So, Microsoft bought LinkedIn for $25.6 billion dollars. That headline shocked all of us the other day. But if you step back, it’s not that impressive, the raw number itself.
After all, as a public company, LinkedIn was worth $32 billion just a few months earlier, and had been on one heck of a run through the end of 2015:
Viewed this way, $25.6 billion isn’t really all that exciting. Because it’s not like LinkedIn was some private company before that, like WhatsApp. That $20 billion acquisition (by the time of closing) was just as shocking, but we didn’t already have years of public company market cap to compare it to.
So why does it matter? Because the $25,600,000,000 was in cold, hard cash.
It matters because until LinkedIn, M&A liquidity has not been impressive in SaaS. Now, in ’16, maybe for the first time, it is. Yes, Salesforce bought ExactTarget for $3b+. But that was the biggest SaaS M&A deal for quite some time. HP bought Autonomy (not SaaS, but enterprise software) for $11 billion, but that was written off as a huge error. Oracle bought a bunch of mature stuff for a bit less and a bit more than a billion (Eloqua, Responsys, Taleo) and SAP bought mature, public Successfactors and Concur … but those deals were all of mature, and mostly public companies, so a bit of a yawn.

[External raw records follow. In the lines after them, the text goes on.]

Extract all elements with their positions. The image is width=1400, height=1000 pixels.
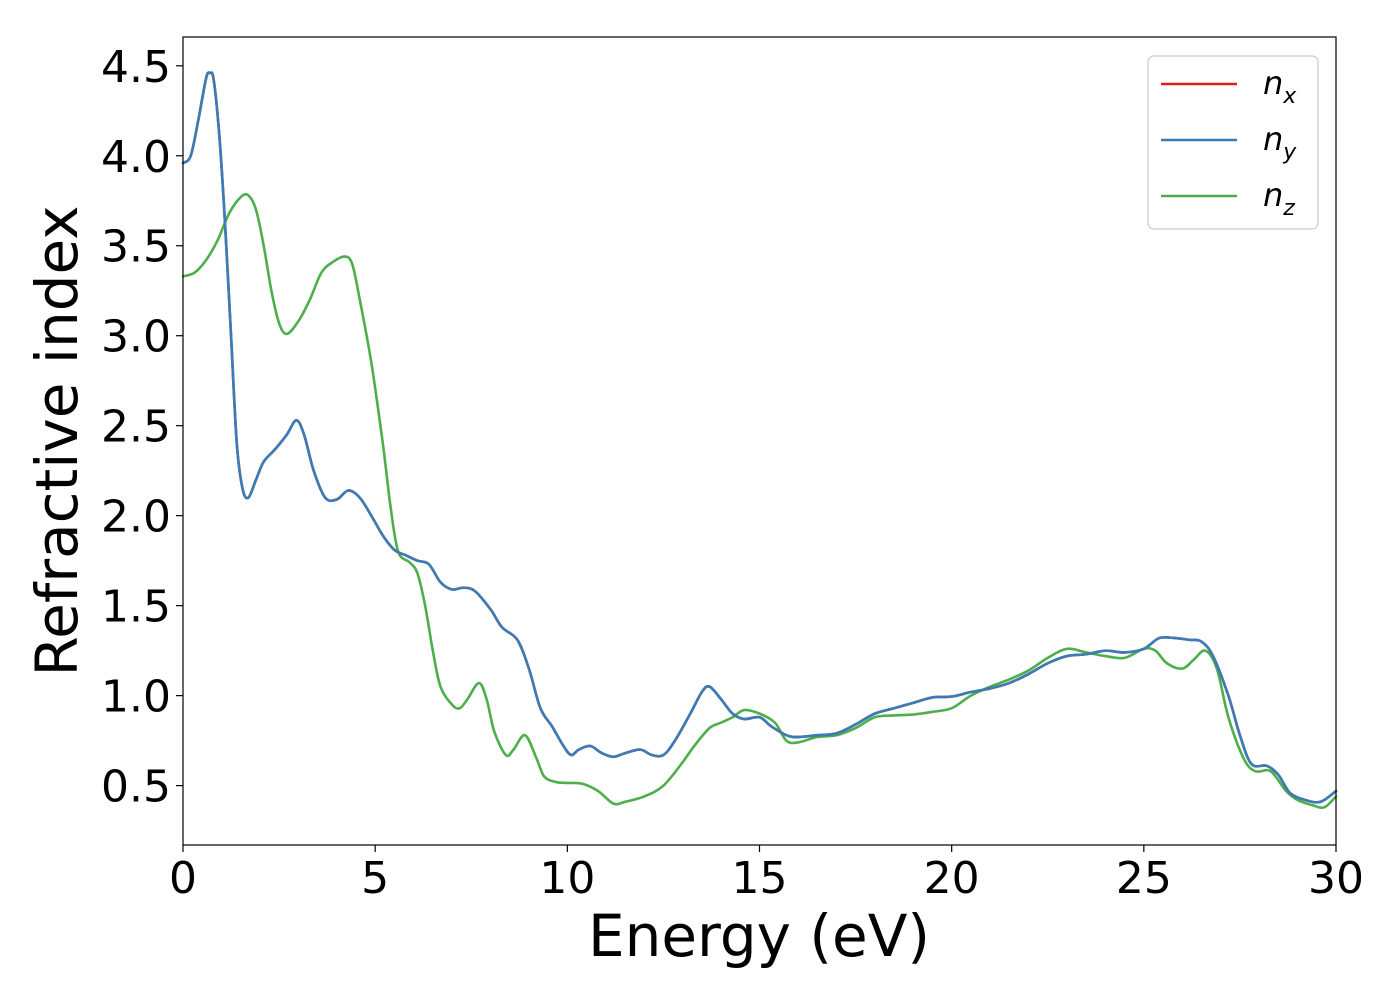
y-tick-label: 2.0 xyxy=(101,492,171,543)
x-tick-label: 0 xyxy=(169,853,197,904)
y-tick-label: 3.5 xyxy=(101,222,171,273)
y-tick-label: 4.0 xyxy=(101,132,171,183)
x-tick-label: 5 xyxy=(361,853,389,904)
legend: nx ny nz xyxy=(1147,55,1319,230)
y-tick-label: 4.5 xyxy=(101,42,171,93)
x-axis-title: Energy (eV) xyxy=(588,902,930,970)
legend-label-y: ny xyxy=(1263,120,1297,165)
y-axis-ticks: 0.5 1.0 1.5 2.0 2.5 3.0 3.5 4.0 4.5 xyxy=(101,42,183,813)
y-tick-label: 1.0 xyxy=(101,672,171,723)
legend-box xyxy=(1147,55,1319,230)
legend-label-z: nz xyxy=(1263,176,1295,221)
x-tick-label: 10 xyxy=(539,853,595,904)
x-tick-label: 20 xyxy=(924,853,980,904)
legend-label-x: nx xyxy=(1263,64,1297,109)
series-line-y xyxy=(181,71,1338,804)
y-axis-title: Refractive index xyxy=(23,205,91,676)
series-layer xyxy=(181,71,1338,810)
y-tick-label: 2.5 xyxy=(101,402,171,453)
y-tick-label: 0.5 xyxy=(101,762,171,813)
x-tick-label: 30 xyxy=(1308,853,1364,904)
x-axis-ticks: 0 5 10 15 20 25 30 xyxy=(169,845,1364,904)
y-tick-label: 3.0 xyxy=(101,312,171,363)
x-tick-label: 15 xyxy=(732,853,788,904)
legend-items: nx ny nz xyxy=(1161,64,1297,221)
y-tick-label: 1.5 xyxy=(101,582,171,633)
x-tick-label: 25 xyxy=(1116,853,1172,904)
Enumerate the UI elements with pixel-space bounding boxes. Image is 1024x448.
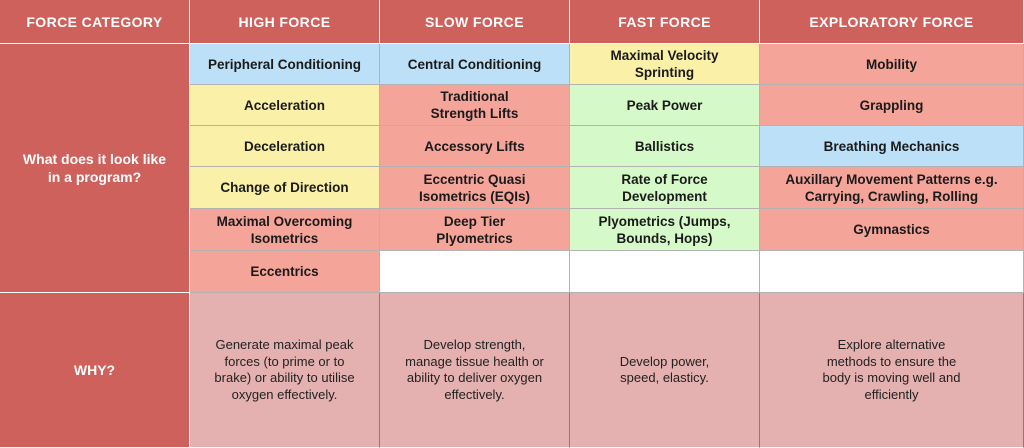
why-high-force: Generate maximal peak forces (to prime o… <box>190 293 380 448</box>
why-slow-force: Develop strength, manage tissue health o… <box>380 293 570 448</box>
high-force-item: Eccentrics <box>190 251 380 293</box>
fast-force-item: Maximal Velocity Sprinting <box>570 44 760 85</box>
slow-force-item: Central Conditioning <box>380 44 570 85</box>
exploratory-force-item: Mobility <box>760 44 1024 85</box>
high-force-item: Deceleration <box>190 126 380 167</box>
header-exploratory-force: EXPLORATORY FORCE <box>760 0 1024 44</box>
slow-force-empty-cell <box>380 251 570 293</box>
row-header-why: WHY? <box>0 293 190 448</box>
high-force-item: Acceleration <box>190 85 380 126</box>
fast-force-empty-cell <box>570 251 760 293</box>
slow-force-item: Accessory Lifts <box>380 126 570 167</box>
exploratory-force-empty-cell <box>760 251 1024 293</box>
exploratory-force-item: Auxillary Movement Patterns e.g. Carryin… <box>760 167 1024 209</box>
fast-force-item: Rate of Force Development <box>570 167 760 209</box>
header-slow-force: SLOW FORCE <box>380 0 570 44</box>
header-force-category: FORCE CATEGORY <box>0 0 190 44</box>
fast-force-item: Ballistics <box>570 126 760 167</box>
why-exploratory-force: Explore alternative methods to ensure th… <box>760 293 1024 448</box>
exploratory-force-item: Breathing Mechanics <box>760 126 1024 167</box>
why-fast-force: Develop power, speed, elasticy. <box>570 293 760 448</box>
high-force-item: Peripheral Conditioning <box>190 44 380 85</box>
header-fast-force: FAST FORCE <box>570 0 760 44</box>
slow-force-item: Eccentric Quasi Isometrics (EQIs) <box>380 167 570 209</box>
row-header-program: What does it look like in a program? <box>0 44 190 293</box>
slow-force-item: Traditional Strength Lifts <box>380 85 570 126</box>
fast-force-item: Plyometrics (Jumps, Bounds, Hops) <box>570 209 760 251</box>
high-force-item: Change of Direction <box>190 167 380 209</box>
high-force-item: Maximal Overcoming Isometrics <box>190 209 380 251</box>
slow-force-item: Deep Tier Plyometrics <box>380 209 570 251</box>
header-high-force: HIGH FORCE <box>190 0 380 44</box>
exploratory-force-item: Gymnastics <box>760 209 1024 251</box>
exploratory-force-item: Grappling <box>760 85 1024 126</box>
fast-force-item: Peak Power <box>570 85 760 126</box>
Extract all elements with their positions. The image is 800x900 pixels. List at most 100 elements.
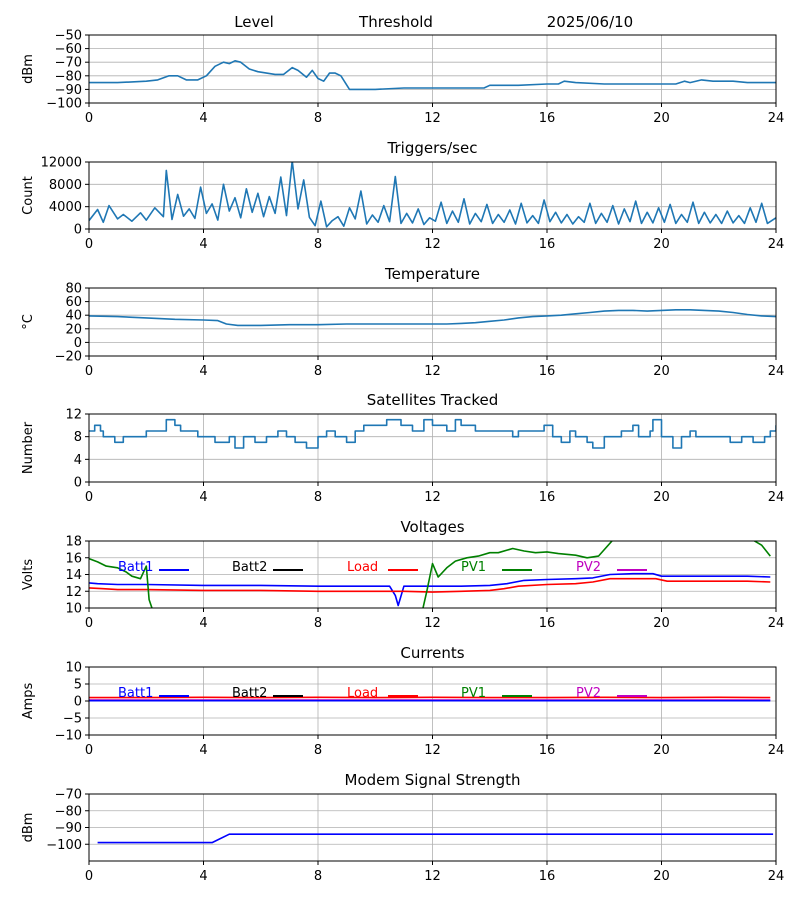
x-tick-label: 8 xyxy=(314,490,322,505)
y-axis-label: dBm xyxy=(21,813,36,843)
y-tick-label: 12 xyxy=(65,408,82,423)
x-tick-label: 12 xyxy=(424,616,441,631)
x-tick-label: 12 xyxy=(424,490,441,505)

The liquidity we’ve had has also been hard won. Box had to wait a year to go IPO, to get to its $1.x billion valuation. That’s hard work my friends. 🙂 Getting epic SaaS valuations and liquidity is harder than B2C. You don’t get the viral effects. And the multiple revenues, at least these days, aren’t that great. They really aren’t impressive.
Until now, no one has really, truly opened up the checkbook in SaaS/B2B (yes, I know, LinkedIn is only partly B2B). Now, someone has. Like Facebook went deep for WhatsApp, Microsoft went deep for LinkedIn. They spent a huge amount of cash to
The deals before were … conservative. Almost all of them. Even, and maybe even especially, the $1b+ ones.
Now we have our WhatsApp. The Big, Risky Bets in SaaS M&A with real $$$$ on the line.
This is mostly good for all of us founders.